The School of Food Science and Biotechnology, Zhejiang Gongshang University, Hangzhou 310018, China.
Institute of Food Science and Technology, Chinese Academy of Agricultural Sciences, Beijing 100193, China.
Food Chem. 2022 Mar 1;371:131149. doi: 10.1016/j.foodchem.2021.131149. Epub 2021 Sep 17.
This work studies the effect of glycerol on the chemical physics of the thermal gelatin of protein from giant squid minced meat. The presence of glycerol induced changes in the nano protein particles (NPP) self-assembled structures. These nanoscale events resulted in dramatic changes on the interactions between proteins when forming gels, with the contribution of ionic interactions increasing by 17% upon gelation, that of hydrogen bonds reducing by 50%, that of hydrophobic interactions decreasing by 45%, and that of disulphide bonding increasing by 18%. Glycerol also induced cluster formation in myofibrillar solutions. As a result, incorporation of glycerol increased springiness, resilience, and adhesiveness of the formed gels by 13%, 25%, and 370% respectively. The heating gelation of myofibrillar proteins was monitored at various temperatures via recording the elastic and storage moduli. Rheology and micro-rheology studies revealed that the presence of glycerol increased G' and G″ of thermally-gelled giant squid meat.

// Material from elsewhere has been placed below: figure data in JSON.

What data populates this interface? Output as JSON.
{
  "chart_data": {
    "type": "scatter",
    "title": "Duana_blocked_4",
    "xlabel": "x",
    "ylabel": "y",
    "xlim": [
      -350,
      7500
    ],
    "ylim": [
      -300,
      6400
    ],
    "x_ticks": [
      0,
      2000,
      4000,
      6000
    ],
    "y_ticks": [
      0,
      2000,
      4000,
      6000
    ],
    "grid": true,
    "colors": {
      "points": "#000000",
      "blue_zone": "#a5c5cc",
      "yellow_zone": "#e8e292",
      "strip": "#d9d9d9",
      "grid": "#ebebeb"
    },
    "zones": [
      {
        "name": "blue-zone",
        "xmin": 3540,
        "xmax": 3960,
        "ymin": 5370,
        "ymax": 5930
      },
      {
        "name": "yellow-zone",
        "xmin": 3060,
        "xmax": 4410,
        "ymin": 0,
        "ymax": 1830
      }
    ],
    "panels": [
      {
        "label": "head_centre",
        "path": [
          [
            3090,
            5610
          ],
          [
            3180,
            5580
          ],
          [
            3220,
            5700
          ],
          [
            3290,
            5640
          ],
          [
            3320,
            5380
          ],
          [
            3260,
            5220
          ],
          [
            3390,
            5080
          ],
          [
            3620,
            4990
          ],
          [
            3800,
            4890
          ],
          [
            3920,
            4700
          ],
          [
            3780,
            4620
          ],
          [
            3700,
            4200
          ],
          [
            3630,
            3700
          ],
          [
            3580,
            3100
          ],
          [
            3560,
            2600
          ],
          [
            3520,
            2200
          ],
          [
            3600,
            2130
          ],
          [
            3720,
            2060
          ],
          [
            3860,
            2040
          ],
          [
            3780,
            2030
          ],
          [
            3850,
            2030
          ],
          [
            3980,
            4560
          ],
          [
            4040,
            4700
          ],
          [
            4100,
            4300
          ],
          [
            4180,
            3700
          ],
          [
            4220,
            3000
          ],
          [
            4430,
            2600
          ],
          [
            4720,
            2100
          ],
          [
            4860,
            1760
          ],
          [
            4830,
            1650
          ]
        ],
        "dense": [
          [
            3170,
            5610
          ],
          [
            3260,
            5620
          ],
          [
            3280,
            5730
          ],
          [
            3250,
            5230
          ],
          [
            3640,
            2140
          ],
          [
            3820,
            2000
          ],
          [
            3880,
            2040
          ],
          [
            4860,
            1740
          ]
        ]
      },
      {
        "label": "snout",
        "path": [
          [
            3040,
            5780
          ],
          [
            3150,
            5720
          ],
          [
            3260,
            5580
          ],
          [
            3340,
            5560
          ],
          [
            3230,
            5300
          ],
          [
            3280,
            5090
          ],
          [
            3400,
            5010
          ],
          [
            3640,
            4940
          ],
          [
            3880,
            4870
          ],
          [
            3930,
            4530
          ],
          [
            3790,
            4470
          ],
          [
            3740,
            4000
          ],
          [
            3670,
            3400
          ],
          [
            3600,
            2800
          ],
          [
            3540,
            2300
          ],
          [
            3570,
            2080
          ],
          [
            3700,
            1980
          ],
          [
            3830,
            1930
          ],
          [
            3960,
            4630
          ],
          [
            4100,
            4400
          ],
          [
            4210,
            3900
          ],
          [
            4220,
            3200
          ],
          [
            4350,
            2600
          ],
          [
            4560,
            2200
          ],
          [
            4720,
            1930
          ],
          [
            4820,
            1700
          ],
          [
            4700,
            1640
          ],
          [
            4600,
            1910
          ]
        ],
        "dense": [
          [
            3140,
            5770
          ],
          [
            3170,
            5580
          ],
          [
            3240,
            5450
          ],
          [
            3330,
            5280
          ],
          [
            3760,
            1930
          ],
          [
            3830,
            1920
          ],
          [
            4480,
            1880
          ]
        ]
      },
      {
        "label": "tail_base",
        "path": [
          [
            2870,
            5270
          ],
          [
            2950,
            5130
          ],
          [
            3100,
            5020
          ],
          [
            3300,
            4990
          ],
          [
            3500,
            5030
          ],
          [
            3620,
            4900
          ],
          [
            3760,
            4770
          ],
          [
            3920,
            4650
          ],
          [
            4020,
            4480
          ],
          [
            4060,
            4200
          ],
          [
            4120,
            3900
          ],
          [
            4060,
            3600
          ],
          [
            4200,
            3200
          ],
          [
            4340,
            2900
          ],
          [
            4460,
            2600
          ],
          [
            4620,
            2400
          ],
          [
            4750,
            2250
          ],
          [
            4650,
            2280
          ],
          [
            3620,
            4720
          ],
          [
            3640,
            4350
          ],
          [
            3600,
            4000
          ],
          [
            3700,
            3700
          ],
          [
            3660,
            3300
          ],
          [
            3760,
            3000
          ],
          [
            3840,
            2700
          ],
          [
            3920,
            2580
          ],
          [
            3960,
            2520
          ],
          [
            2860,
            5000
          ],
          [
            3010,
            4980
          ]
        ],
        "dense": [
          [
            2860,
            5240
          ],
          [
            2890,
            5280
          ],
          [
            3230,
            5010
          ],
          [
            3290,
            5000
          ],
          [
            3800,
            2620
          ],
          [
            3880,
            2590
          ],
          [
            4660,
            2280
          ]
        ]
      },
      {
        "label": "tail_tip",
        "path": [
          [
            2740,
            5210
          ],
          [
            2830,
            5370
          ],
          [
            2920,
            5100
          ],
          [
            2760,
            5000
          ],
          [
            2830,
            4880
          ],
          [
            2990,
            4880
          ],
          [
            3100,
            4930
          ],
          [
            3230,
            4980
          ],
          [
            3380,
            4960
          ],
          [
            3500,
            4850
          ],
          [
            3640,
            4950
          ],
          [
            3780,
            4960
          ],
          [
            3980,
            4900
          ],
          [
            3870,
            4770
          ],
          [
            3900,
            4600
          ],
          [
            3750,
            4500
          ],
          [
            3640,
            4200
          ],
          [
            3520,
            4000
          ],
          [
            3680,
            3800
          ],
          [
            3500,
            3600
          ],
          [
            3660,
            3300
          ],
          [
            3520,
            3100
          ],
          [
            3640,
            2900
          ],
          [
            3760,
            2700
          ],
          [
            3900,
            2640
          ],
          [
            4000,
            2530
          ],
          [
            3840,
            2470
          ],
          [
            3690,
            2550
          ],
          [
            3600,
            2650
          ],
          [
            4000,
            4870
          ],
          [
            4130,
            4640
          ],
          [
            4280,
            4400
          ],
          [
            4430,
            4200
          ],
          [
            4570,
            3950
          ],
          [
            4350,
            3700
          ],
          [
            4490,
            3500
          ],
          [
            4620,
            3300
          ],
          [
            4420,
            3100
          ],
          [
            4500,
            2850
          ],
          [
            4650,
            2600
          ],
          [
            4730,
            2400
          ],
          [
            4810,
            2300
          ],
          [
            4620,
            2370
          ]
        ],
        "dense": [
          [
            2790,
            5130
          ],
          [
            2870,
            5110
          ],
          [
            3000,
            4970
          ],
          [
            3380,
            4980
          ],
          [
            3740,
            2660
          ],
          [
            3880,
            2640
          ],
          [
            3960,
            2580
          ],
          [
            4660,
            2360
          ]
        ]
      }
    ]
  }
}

这项工作研究了甘油对巨型鱿鱼肉末蛋白质热明胶的物理化学性质的影响。甘油的存在诱导了纳米蛋白质颗粒(NPP)自组装结构的变化。这些纳米尺度的事件导致了蛋白质在形成凝胶时相互作用的剧烈变化,凝胶化过程中离子相互作用增加了 17%,氢键减少了 50%,疏水相互作用减少了 45%,二硫键增加了 18%。甘油还诱导了肌原纤维溶液中的团聚。结果,甘油的掺入使形成的凝胶的弹性、回弹性和粘性分别增加了 13%、25%和 370%。通过记录弹性模量和储能模量,监测了肌原纤维蛋白在不同温度下的热凝胶化过程。流变学和微观流变学研究表明,甘油的存在增加了热凝胶化巨型鱿鱼肉的 G'和 G″。